Earliest chemical traces of life on Earth discovered in 3.3 billion-year-old rock

2025-12-21 16:27:35Histori SHKRUAR NGA REDAKSIA VOX
Earliest chemical traces of life on Earth discovered

Scientists have discovered 3.3 billion-year-old chemical "echoes" of ancient life, according to ScienceAlert.

"Chemical echoes" in Environmental Science refer to the persistent and detectable presence of synthetic or anthropogenic substances in an environment long after their initial release or use has ceased.

Fossilized carbon preserved in the 3.33 billion-year-old Josefsdal Chert rock in South Africa has provided the earliest and most reliable chemical evidence of life yet discovered on Earth.
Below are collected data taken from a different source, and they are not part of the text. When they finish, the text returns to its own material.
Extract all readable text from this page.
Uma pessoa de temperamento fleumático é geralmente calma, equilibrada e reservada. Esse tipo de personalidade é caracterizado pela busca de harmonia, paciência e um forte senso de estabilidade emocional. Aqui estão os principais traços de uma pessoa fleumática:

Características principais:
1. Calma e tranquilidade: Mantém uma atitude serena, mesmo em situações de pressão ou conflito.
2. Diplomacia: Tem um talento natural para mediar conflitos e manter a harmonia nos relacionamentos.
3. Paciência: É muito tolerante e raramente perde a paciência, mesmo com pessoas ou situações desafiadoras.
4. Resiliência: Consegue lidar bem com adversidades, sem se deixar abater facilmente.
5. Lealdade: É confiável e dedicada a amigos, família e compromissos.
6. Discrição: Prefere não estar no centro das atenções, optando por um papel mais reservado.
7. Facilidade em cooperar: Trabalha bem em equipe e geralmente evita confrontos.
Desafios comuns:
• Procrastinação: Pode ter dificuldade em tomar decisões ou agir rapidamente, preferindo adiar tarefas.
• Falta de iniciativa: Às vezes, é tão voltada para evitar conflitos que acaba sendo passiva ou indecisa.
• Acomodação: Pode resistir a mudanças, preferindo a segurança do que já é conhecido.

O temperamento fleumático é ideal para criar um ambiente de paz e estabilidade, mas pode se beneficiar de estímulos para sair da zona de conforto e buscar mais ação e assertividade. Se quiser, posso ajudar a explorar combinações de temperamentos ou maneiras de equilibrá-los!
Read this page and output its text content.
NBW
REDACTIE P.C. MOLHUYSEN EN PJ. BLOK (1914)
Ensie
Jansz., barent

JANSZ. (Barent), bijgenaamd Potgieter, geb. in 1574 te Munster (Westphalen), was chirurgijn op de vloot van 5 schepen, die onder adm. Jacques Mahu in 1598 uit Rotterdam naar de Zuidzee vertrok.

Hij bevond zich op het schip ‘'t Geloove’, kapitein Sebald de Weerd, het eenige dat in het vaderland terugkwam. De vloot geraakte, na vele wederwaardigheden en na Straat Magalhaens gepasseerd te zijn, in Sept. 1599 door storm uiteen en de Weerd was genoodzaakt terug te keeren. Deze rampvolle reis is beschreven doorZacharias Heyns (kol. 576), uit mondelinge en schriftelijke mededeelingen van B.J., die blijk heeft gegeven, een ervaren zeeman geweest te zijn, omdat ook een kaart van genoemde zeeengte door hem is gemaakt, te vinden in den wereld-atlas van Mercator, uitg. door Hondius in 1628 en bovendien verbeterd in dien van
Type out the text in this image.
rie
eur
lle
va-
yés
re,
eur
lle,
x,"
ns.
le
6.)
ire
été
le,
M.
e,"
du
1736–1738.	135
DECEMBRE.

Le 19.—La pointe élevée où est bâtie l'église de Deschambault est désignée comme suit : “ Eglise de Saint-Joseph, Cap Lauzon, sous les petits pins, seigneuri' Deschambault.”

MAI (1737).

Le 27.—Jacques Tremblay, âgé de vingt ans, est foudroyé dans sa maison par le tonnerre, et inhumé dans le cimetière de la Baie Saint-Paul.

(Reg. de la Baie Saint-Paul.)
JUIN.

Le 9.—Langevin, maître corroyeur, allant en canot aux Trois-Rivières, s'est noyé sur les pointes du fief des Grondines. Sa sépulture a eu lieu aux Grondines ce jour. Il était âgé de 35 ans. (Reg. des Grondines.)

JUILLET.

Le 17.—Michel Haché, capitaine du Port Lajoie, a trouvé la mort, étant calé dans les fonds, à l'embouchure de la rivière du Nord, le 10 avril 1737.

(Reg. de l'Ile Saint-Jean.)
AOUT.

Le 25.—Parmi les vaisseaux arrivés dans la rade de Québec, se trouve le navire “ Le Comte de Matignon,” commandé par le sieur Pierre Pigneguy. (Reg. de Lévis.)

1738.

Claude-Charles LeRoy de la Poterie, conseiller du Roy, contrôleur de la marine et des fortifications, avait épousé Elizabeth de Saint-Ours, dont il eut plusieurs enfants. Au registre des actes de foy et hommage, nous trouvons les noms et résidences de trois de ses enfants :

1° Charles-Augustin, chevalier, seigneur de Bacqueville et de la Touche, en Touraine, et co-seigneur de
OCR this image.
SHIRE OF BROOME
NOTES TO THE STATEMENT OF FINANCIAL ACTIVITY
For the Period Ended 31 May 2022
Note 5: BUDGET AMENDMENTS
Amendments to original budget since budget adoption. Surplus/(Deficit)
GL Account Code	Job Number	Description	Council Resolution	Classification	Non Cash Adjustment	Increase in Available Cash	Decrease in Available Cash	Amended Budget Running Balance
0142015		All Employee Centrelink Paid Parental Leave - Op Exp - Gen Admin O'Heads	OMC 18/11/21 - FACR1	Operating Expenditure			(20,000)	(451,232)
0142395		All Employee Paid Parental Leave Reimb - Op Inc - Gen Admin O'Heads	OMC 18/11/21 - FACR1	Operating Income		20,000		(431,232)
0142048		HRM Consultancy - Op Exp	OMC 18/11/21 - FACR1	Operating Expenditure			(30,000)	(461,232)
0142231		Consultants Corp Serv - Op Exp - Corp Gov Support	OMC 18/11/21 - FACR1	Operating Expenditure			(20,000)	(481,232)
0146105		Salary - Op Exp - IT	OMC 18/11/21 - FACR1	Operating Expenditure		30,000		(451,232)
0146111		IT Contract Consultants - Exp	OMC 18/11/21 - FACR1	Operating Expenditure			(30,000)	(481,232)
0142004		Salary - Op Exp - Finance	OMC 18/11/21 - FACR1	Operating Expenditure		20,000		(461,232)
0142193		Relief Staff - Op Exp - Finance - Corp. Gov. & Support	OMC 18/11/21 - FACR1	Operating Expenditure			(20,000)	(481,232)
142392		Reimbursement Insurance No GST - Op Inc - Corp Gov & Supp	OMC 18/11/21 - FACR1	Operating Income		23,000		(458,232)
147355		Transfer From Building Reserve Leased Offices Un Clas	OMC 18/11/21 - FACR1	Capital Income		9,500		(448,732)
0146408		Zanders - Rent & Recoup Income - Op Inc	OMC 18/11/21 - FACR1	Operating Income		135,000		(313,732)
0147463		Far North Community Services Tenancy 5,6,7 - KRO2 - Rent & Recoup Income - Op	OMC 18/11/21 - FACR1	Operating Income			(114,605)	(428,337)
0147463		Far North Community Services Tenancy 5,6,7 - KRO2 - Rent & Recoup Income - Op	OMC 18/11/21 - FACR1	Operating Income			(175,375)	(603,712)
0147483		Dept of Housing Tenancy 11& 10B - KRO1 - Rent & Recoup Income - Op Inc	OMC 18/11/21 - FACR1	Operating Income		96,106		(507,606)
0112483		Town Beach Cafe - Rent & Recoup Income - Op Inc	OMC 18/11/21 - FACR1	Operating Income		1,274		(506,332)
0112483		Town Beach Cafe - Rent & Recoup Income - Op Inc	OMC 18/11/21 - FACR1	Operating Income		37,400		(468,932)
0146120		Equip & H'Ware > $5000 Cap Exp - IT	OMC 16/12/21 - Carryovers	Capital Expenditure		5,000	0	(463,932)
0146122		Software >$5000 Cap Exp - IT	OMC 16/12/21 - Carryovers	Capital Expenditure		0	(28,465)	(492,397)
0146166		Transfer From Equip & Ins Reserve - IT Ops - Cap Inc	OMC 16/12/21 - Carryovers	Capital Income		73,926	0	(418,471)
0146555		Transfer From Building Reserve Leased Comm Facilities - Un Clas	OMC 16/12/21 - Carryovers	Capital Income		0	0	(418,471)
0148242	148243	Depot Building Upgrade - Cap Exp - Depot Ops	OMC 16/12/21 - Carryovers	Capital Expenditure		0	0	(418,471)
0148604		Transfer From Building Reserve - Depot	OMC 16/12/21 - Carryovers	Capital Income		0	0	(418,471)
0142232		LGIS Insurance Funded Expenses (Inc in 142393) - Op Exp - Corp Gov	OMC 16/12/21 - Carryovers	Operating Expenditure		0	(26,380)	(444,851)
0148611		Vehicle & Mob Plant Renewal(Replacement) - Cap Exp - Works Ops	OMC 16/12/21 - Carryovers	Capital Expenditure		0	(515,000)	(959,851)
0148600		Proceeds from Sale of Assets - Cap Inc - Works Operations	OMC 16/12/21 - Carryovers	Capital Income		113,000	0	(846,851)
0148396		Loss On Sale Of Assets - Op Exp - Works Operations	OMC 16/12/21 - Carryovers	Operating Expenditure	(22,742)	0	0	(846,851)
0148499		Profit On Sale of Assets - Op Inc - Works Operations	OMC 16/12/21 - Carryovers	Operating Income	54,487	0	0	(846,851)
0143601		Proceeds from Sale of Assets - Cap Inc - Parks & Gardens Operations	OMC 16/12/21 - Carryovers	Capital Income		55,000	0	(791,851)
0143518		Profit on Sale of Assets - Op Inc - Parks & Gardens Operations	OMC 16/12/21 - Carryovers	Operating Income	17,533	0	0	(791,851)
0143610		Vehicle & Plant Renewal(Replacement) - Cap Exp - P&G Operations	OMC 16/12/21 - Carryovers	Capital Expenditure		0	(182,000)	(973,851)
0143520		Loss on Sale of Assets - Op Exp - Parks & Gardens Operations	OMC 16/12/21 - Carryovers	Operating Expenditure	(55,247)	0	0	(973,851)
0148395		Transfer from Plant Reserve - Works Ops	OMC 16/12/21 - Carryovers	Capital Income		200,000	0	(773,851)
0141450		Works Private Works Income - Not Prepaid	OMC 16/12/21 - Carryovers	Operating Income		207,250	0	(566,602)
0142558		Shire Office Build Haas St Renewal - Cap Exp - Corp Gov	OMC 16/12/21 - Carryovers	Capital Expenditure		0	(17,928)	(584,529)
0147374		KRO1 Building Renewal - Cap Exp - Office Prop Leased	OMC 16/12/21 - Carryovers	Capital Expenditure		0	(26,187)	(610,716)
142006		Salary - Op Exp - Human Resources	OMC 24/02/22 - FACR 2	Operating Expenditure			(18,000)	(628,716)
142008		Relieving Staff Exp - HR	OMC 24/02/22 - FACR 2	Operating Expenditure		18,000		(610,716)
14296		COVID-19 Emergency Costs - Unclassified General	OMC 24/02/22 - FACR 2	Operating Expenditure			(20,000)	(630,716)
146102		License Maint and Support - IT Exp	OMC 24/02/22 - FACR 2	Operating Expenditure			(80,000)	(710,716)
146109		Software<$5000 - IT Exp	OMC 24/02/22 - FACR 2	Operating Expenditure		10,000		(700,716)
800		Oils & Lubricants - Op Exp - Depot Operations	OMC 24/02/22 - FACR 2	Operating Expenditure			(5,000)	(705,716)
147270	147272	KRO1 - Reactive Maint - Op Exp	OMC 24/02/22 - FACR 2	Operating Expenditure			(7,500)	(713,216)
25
Using data from pyrolysis-gas chromatography-mass spectrometry (Py-GC-MS), the researchers identified subtle and characteristic patterns of organic fragments that distinguish biologically produced carbon from non-biological material.

Tested on 406 samples including modern organisms, new fossils, stromatolites and ancient altered carbon – the algorithm achieved over 90% accuracy – in identifying biotic signatures, even when visible fossils were absent or degradation was extreme.

This shows that ancient life can leave behind lasting "chemical echoes" that persist long after conventional fossil structures have been erased.

The study also uncovered the earliest strong evidence of photosynthesis, finding biotic signals in 2.52- and 2.3-billion-year-old rocks from South Africa and Canada, respectively, extending the documented timeline of this metabolism by more than 800 million years.

While it is not yet possible to confirm life in even older samples – such as 3.7 billion-year-old Greenland carbon and 3.5 billion-year-old Australian stromatolites – the work shows that life appeared on Earth 3.33 billion years ago and that its biochemical footprint can be deciphered through modern artificial intelligence tools.

By combining advanced chemical analysis with machine learning, scientists are using a new way to read "molecular ghosts" in Earth's oldest rocks, with implications not only for early life on our planet but also for discovering past life on other worlds.